Investor responds where international agreement, or contracts, binding the parties involved, include specific obligations on SD. Host State is responsible where it has bound it-self with international treaties (Basel Convention, 1989, Kyoto protocol, 1997; Paris Agreement, 2016) or other instruments (Protocol of finance and investment binding States parties to South African Development Community and requiring them to pursue their investment relations according to SD principle) providing for obligations on SD.

The second doubt is strictly related to the first one: if host State can be held responsible for infringement of a SD provision, any action pursued to align itself to that latter (or other international standard), should not engage State responsibility (in Gabcikovo-Nagymaros, Respondent State casted doubt upon whether “ecological necessity” or “ecological risk” could […] constitute a circumstance precluding the wrongfulness of an act). Some have qualified that circumstance as State of necessity, but this seems of limited practical application. It should, instead, be viewed as exercise of sovereign power in the public interest. Given this, and provided that the measure adopted is necessary to the aim pursued, the act is legitimate and the compensation due should be defined according to proportionality test, as endorsed by the ECtHR.

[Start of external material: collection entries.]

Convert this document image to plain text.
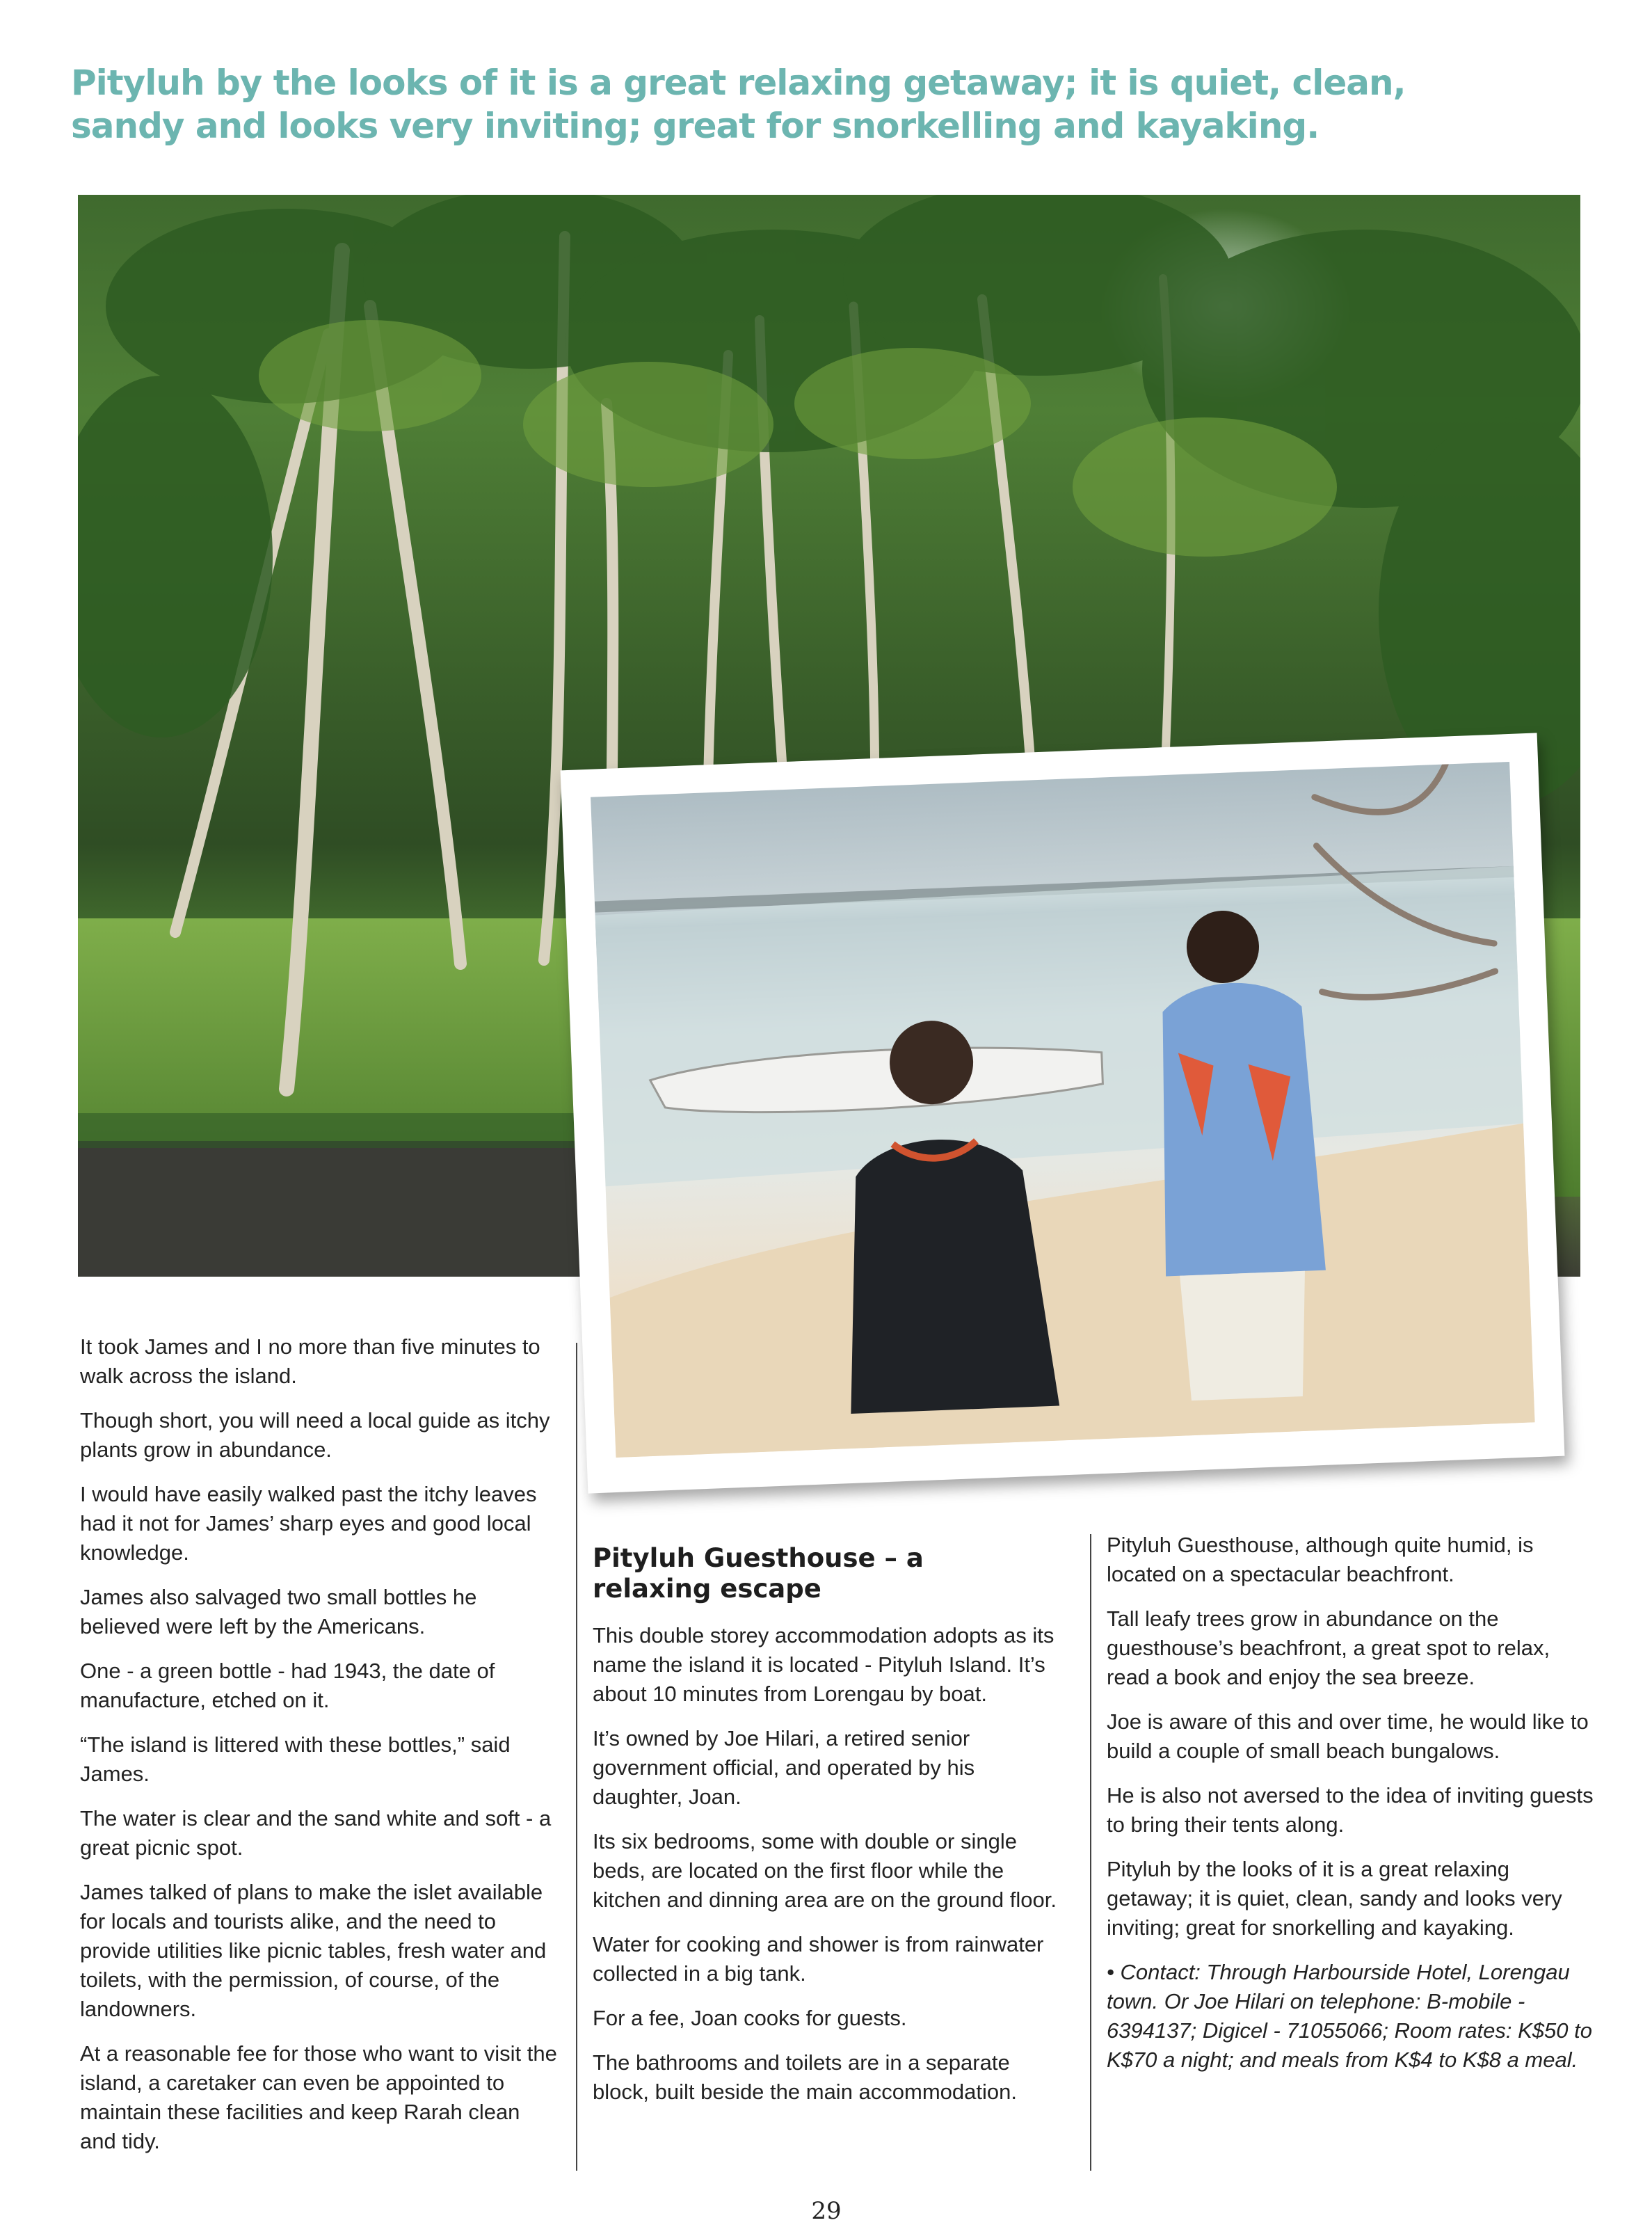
Pityluh by the looks of it is a great relaxing getaway; it is quiet, clean, sandy and looks very inviting; great for snorkelling and kayaking.

It took James and I no more than five minutes to walk across the island.

Though short, you will need a local guide as itchy plants grow in abundance.

I would have easily walked past the itchy leaves had it not for James’ sharp eyes and good local knowledge.

James also salvaged two small bottles he believed were left by the Americans.

One - a green bottle - had 1943, the date of manufacture, etched on it.

“The island is littered with these bottles,” said James.

The water is clear and the sand white and soft - a great picnic spot.

James talked of plans to make the islet available for locals and tourists alike, and the need to provide utilities like picnic tables, fresh water and toilets, with the permission, of course, of the landowners.

At a reasonable fee for those who want to visit the island, a caretaker can even be appointed to maintain these facilities and keep Rarah clean and tidy.

Pityluh Guesthouse – a relaxing escape

This double storey accommodation adopts as its name the island it is located - Pityluh Island. It’s about 10 minutes from Lorengau by boat.

It’s owned by Joe Hilari, a retired senior government official, and operated by his daughter, Joan.

Its six bedrooms, some with double or single beds, are located on the first floor while the kitchen and dinning area are on the ground floor.

Water for cooking and shower is from rainwater collected in a big tank.

For a fee, Joan cooks for guests.

The bathrooms and toilets are in a separate block, built beside the main accommodation.

Pityluh Guesthouse, although quite humid, is located on a spectacular beachfront.

Tall leafy trees grow in abundance on the guesthouse’s beachfront, a great spot to relax, read a book and enjoy the sea breeze.

Joe is aware of this and over time, he would like to build a couple of small beach bungalows.

He is also not aversed to the idea of inviting guests to bring their tents along.

Pityluh by the looks of it is a great relaxing getaway; it is quiet, clean, sandy and looks very inviting; great for snorkelling and kayaking.

• Contact: Through Harbourside Hotel, Lorengau town. Or Joe Hilari on telephone: B-mobile - 6394137; Digicel - 71055066; Room rates: K$50 to K$70 a night; and meals from K$4 to K$8 a meal.

29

To conclude, it seems that at both normative and jurisprudential level there is a widespread consensus aimed at legitimizing a more balanced investment relation, leading to a sustainable investment.

The better avenue for a State seeking to further its SD’ goal, is to harmonize them with its investment obligations, rather than to seek outright relief from investment obligations.

Benedetta Cappiello, Post-Doctoral Researcher, Università degli Studi di Milano, Italy.